After migrating quite a few legacy applications from unmanaged EC2 instances into Elastic Beanstalk recently I noticed a few issues deploying code to the environment while under load.

A lot of investigation later I discovered that at the point Elastic Beanstalk was deploying the code, Apache started spinning up a lot more child processes and the instances were maxing out the CPU. Once the instances were added back into the elb it took a minutes for the CPU usage to drop to a level where they could serve a decent amount of traffic again, which is why the application response time went sky high.
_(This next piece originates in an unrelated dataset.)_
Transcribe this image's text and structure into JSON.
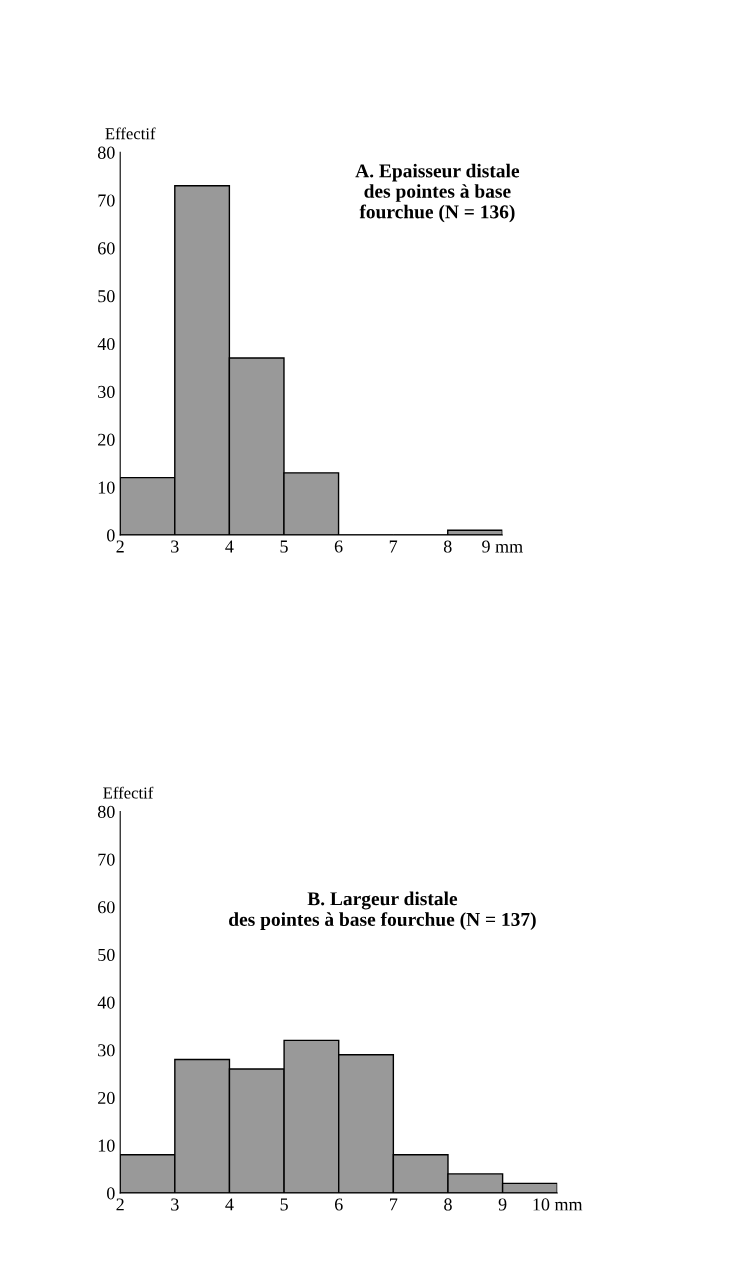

One way Amazon suggests to deploy new application versions is outlined in this guide: Deploying Versions with Zero Downtime. Something I was concerned about with using this approach is the new instances would not be ‘warmed up’ enough to take all of the traffic immediately.
I wanted to find out exactly what was causing the problem, and it seemed to lie in the way Elastic Beanstalk switched code from /var/app/ondeck/ to /var/app/current/. When the deployment happened it issues a mv command on the /var/app/current/ directory to back it up before moving /var/app/ondeck/ into it’s place. After some further research a solution was to do something undocumented (and probably not really recommended), replace the deploy script: /opt/elasticbeanstalk/hooks/appdeploy/enact/01_flip.sh, which is what ElasticBeanstalk uses to run the deployment commands.
Warning, this solution is not a documented and definitely not a supported Amazon AWS solution, so use with care.
files:
"/opt/elasticbeanstalk/hooks/appdeploy/enact/01_flip.sh":
mode: "000755"
owner: root
group: root
encoding: plain
content: |
#!/usr/bin/env bash
set -xe
EB_APP_STAGING_DIR=$(/opt/elasticbeanstalk/bin/get-config container -k app_staging_dir)
EB_APP_DEPLOY_DIR=$(/opt/elasticbeanstalk/bin/get-config container -k app_deploy_dir)
if [ -d $EB_APP_DEPLOY_DIR ]; then
cp -r $EB_APP_DEPLOY_DIR $EB_APP_DEPLOY_DIR.old
fi
rsync -r --delete $EB_APP_STAGING_DIR/* $EB_APP_DEPLOY_DIR/
nohup rm -rf $EB_APP_DEPLOY_DIR.old >/dev/null 2>&1 &
After making this change and running a deployment with roughly 10k requests per second I didn’t see a repeat of the issue I was having before, so it seemed to do the trick.